Why Magnus Walker is good for Porsche
Heard of Magnus Walker? Of course you have. The self-styled Urban Outlaw and diehard Porsche enthusiast has been on your screens via social media news feeds and YouTube links while regularly gracing your favourite car magazines for the past few years now.
As you’ll know, Magnus has captured the imagination of hundreds of thousands of motoring enthusiasts alike with his unrelenting passion for the Porsche brand, accumulating an enviable collection of Zuffenhausen metal before asserting his own eclectic stamp over a variety of classic models.
As far back as 2010, Magnus and his varying projects had been featured in Total 911 magazine, so he was a known entity to our readers, but his stock really began to soar in the wake of a short film in 2012 highlighting his zest for all things Zuffenhausen. ‘Urban Outlaw’, made by Tamir Moscovici, was a 32-minute insight into Magnus’ remarkable affinity with Porsche.
Now a long way metaphorically and physically from his first exposé to a 911 Turbo at the London Motor Show in 1974, Magnus’ Porsche escapades have taken him all over the world, regularly rubbing shoulders with celebrities and racing heroes such as Jay Leno and Hurley Haywood.

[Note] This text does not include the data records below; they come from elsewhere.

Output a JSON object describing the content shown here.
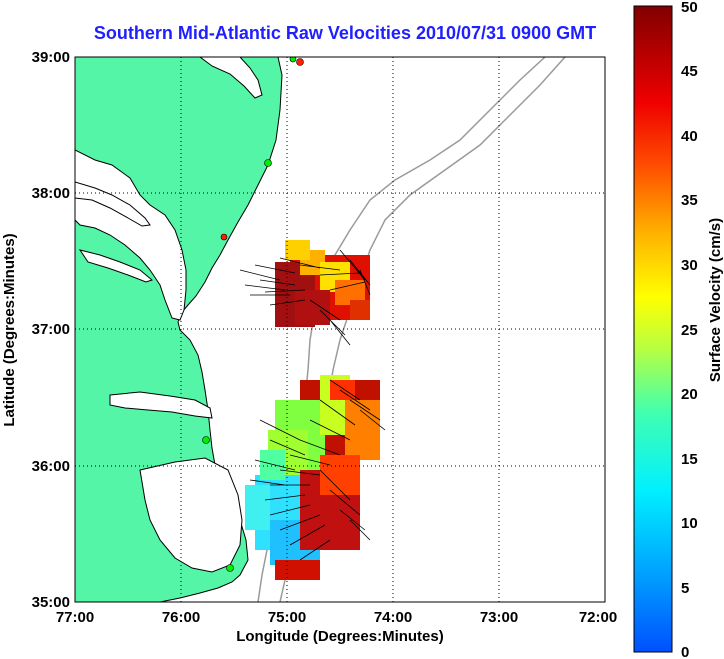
{
  "title": "Southern Mid-Atlantic Raw Velocities 2010/07/31 0900 GMT",
  "xlabel": "Longitude (Degrees:Minutes)",
  "ylabel": "Latitude (Degrees:Minutes)",
  "colorbar_label": "Surface Velocity (cm/s)",
  "x_ticks": [
    "77:00",
    "76:00",
    "75:00",
    "74:00",
    "73:00",
    "72:00"
  ],
  "y_ticks": [
    "39:00",
    "38:00",
    "37:00",
    "36:00",
    "35:00"
  ],
  "colorbar_ticks": [
    "50",
    "45",
    "40",
    "35",
    "30",
    "25",
    "20",
    "15",
    "10",
    "5",
    "0"
  ],
  "colors": {
    "land": "#55f5a8",
    "title": "#1f1fff",
    "coastline": "#000000",
    "bathymetry": "#9a9a9a",
    "station": "#00ee00",
    "station_alt": "#ff2000"
  },
  "chart_data": {
    "type": "heatmap",
    "map_extent": {
      "lon": [
        -77,
        -72
      ],
      "lat": [
        35,
        39
      ]
    },
    "value_range": [
      0,
      50
    ],
    "grid": true,
    "colorbar_position": "right",
    "regions": [
      {
        "name": "",
        "lon_range": [
          -75.55,
          -74.35
        ],
        "lat_range": [
          36.9,
          37.6
        ],
        "typical_speed_cm_s": 40
      },
      {
        "name": "",
        "lon_range": [
          -75.4,
          -74.1
        ],
        "lat_range": [
          35.15,
          36.7
        ],
        "typical_speed_cm_s": 22
      }
    ]
  }
}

Without question, he’s now accepted and even welcomed by the corporate Stuttgart elite, rubberstamped by his official attendence with Porsche at a number of events this year including the Nurburgring Oldtimer and Goodwood Revival to name but a few.
Of course, the best thing about all this is how Magnus has stayed true to the primary clasp of his passion: modifying. Very few Porsches in his collection have remained in something akin to stock condition, and Magnus continues to champion the merits of customising cars to suit his style (think cammy engines, R-inspired body styling and even rolling on his bespoke ‘Urban Outlaw’ forged wheels, for example).
The success here is two-fold: first, Magnus has successfully added his own stamp to the Porsche brand, creating bespoke 911s that have been the lust of many of us – with projects including his ’72 STR II selling for good money at auction a case in point. Secondly (and more importantly), Magnus has proved a catalyst in the widespread shift in opinion towards the appreciation of modified 911s.
Not so long ago, fettling a flat six was deemed utter sacrilege to many, but Magnus has undoubtedly helped turn the tables of opinion among even the most traditional of Zuffenhausen enthusiasts. In fact, 911 customisation on such a large scale has arguably never been so popular, with stellar names in the wider Porsche fraternity such as Singer Vehicle Design in the US and PS Autoart in the UK making good business from this upshift in trend. There’s no denying Magnus has played a part in this, giving a glamorous edge to a custom 911 project.
An offshoot of Magnus Walker’s success is the extra appeal he brings to the Porsche brand from a newer, younger generation of petrolhead – and it’s here that he’s earned his merit with the corporate Porsche cartel.
Think about it: with the gulf in technology and even driving experience between a water-cooled and air-cooled 911, it is perhaps easy for the younger generations to become alienated as to the allure and appreciation of a classic model. Magnus has ensured that hasn’t happened.
Through Magnus’ videos and blog posts about his project builds and epic canyon runs, youngsters can pick up on more history of the 911, learning for example to appreciate what a four-speed Turbo or a 911 SC is, how they drive, and how they shaped the sportscars seen on the road today. This exposé to the brand acts as a priceless piece of advertising for Porsche, so it’s no wonder Magnus enjoys a healthy relationship with Porsche North America.
As a regular columnist in our magazine, he’s a good friend to Total 911 too, and it was our pleasure to let Magnus write the foreword to our new 911 Turbo: 40th anniversary collectors’ special bookazine this month. Magnus has committed much to the Porsche cause so far, and we look forward to seeing where his ventures take him in future.